3. Students lack adequate clothing. Having proper-fitting, weather-appropriate clothing is a must for a child's health, well-being, and self-esteem. Unfortunately, not being able to afford these necessities is a reality for many students. Lacking such basics can wear on a child and, over time, affect their feelings of self-worth and what they believe to be possible.
4. Students are homeless. According to the American Institute for Research, over 1.6 million children (1 in 45) are homeless. CIS contends that if a child is worrying about where they will be sleeping at night and whether or not they will have shelter, chances are school may not seem as important or be a top priority at all.
5. Students don't have safe or reliable transportation. Walks through dangerous neighborhoods or a lack of transportation options can be a hindrance and deterrence when it comes to attending school.

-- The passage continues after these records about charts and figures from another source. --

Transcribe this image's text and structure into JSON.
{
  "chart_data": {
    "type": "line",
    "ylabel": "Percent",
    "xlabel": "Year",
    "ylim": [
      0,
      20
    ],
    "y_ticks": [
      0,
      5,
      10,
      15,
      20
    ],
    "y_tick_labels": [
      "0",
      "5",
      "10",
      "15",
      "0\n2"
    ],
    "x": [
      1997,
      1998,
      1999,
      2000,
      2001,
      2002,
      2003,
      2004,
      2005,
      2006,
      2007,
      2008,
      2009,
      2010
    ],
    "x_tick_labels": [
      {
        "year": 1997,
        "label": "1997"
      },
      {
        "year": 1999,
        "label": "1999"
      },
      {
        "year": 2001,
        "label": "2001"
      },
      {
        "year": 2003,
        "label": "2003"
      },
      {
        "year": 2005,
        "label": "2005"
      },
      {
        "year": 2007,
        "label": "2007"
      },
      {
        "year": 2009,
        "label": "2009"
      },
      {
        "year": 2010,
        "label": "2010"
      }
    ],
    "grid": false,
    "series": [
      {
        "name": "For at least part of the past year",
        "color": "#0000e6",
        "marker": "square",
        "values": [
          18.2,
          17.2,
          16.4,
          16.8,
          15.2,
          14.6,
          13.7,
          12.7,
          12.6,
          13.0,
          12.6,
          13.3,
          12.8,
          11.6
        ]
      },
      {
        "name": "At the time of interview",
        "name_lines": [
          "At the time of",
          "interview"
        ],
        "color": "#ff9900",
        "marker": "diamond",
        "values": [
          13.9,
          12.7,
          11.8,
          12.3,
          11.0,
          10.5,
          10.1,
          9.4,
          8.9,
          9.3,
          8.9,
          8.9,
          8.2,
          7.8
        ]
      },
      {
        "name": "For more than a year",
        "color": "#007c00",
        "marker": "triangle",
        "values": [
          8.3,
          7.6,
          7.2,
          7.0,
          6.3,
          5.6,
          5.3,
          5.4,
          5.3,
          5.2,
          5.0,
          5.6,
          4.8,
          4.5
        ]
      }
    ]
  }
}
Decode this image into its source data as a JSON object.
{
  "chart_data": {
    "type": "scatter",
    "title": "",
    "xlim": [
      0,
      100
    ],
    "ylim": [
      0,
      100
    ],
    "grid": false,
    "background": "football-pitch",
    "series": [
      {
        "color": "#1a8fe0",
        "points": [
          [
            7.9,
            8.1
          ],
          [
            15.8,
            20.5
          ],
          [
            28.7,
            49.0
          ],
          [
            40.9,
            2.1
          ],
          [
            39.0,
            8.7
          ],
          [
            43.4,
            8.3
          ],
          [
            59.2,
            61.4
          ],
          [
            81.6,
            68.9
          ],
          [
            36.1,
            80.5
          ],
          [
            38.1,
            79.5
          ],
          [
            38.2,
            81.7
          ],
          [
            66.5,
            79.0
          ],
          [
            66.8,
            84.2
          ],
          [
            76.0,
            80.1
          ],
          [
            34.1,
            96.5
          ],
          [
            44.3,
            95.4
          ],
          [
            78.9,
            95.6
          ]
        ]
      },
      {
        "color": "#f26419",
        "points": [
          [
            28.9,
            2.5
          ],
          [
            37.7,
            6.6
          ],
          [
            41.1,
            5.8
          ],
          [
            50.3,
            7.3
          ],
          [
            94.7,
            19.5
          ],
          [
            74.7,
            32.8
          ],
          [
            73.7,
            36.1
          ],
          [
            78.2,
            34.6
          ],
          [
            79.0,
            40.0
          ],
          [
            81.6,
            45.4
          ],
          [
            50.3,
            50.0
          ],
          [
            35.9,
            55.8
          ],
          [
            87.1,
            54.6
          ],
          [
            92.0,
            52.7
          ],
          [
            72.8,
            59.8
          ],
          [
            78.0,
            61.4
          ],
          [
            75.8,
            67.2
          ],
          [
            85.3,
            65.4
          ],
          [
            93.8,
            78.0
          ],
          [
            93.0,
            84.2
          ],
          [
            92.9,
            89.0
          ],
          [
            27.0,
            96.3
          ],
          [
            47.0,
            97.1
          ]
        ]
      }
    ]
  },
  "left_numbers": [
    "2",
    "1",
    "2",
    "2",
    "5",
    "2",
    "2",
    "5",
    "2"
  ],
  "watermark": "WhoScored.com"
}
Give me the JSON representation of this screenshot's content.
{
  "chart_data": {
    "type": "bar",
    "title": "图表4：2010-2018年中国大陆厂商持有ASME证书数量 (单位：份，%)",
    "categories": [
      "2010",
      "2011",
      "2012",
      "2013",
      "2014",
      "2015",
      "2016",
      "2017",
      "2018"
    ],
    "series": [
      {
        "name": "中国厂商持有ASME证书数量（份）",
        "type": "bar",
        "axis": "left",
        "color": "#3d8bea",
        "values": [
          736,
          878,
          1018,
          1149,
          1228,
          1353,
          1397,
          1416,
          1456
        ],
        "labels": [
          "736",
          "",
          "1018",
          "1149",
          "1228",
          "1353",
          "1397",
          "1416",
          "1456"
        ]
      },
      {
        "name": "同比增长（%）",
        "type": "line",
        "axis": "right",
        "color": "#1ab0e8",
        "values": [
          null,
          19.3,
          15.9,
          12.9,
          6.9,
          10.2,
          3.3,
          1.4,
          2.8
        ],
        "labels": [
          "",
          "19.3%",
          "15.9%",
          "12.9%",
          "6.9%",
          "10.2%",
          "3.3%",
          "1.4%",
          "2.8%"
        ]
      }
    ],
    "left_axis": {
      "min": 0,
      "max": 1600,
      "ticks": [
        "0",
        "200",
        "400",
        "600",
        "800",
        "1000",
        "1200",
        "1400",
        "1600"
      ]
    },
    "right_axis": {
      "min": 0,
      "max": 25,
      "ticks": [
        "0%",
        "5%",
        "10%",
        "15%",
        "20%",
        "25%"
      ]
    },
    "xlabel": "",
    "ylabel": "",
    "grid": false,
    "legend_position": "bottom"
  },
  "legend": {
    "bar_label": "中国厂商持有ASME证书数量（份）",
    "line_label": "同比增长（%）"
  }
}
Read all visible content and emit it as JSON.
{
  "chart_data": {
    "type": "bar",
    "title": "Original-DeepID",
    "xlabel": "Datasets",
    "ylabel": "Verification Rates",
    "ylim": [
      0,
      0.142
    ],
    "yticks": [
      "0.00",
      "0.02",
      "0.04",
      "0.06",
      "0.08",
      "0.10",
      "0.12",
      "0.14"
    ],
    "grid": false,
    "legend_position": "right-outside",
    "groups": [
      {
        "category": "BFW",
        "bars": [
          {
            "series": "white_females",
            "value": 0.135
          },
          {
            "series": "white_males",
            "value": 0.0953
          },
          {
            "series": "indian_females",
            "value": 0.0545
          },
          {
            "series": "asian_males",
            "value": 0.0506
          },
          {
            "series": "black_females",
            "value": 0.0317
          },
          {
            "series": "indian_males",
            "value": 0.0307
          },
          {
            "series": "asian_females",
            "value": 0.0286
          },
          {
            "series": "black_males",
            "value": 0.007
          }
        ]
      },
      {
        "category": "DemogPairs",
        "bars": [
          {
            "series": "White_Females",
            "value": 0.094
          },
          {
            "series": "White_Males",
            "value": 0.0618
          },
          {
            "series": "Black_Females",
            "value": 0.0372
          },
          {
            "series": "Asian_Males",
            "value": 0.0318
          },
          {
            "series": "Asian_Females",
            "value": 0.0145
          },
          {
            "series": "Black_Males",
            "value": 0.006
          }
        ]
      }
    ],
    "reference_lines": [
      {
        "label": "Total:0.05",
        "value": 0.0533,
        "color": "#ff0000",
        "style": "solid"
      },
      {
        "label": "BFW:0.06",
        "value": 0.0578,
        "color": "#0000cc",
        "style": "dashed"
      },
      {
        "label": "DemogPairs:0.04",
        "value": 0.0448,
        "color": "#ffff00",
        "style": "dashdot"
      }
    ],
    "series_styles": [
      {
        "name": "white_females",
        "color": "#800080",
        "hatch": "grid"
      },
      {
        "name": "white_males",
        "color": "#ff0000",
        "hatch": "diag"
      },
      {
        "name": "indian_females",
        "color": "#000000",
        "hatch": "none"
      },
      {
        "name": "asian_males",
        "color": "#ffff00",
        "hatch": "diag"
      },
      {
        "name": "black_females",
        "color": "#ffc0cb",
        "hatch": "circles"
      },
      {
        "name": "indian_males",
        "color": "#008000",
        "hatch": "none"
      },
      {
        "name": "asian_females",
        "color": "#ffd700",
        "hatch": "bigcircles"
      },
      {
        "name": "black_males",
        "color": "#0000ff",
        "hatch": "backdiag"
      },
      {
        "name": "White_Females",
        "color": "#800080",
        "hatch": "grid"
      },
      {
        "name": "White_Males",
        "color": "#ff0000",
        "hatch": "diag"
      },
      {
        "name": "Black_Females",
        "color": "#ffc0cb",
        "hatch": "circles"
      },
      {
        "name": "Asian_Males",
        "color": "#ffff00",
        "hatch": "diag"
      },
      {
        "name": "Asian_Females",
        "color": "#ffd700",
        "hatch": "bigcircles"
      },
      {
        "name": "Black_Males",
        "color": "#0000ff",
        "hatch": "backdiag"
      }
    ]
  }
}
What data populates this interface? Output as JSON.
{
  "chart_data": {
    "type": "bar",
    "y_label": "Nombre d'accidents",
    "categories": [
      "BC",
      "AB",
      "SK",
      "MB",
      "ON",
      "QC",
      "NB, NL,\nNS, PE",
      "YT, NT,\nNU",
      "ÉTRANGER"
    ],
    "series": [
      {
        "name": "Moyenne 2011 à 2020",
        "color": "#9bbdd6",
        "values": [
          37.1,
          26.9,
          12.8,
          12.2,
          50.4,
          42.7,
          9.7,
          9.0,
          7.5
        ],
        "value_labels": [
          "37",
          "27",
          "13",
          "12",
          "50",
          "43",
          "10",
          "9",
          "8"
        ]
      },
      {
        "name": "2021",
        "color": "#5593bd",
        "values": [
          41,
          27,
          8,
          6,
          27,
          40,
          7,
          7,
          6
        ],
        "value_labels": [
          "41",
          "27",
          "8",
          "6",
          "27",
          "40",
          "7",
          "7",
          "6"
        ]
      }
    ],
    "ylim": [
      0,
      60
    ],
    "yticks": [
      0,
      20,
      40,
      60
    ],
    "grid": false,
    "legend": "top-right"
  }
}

Ultimately, the organization is arguing that leveling the academic playing field can not be the only concern when it comes to creating equality for all children. This focus on addressing underlying poverty is in line with the thinking of education historian Diane Ravitch, who argues the United States has a poverty crisis more than an education crisis.
"Our schools cannot be improved if we ignore the disadvantages associated with poverty that affect children's ability to learn. Children who have grown up in poverty need extra resources, including preschool and medical care," Ravitch wrote in her book, "The Death and Life of the Great American School System."
As the nation commemorates the landmark decision in Brown v. Board of Education, it is important to question whether everything possible is being done to ensure equality. And if not, are we looking in the right places?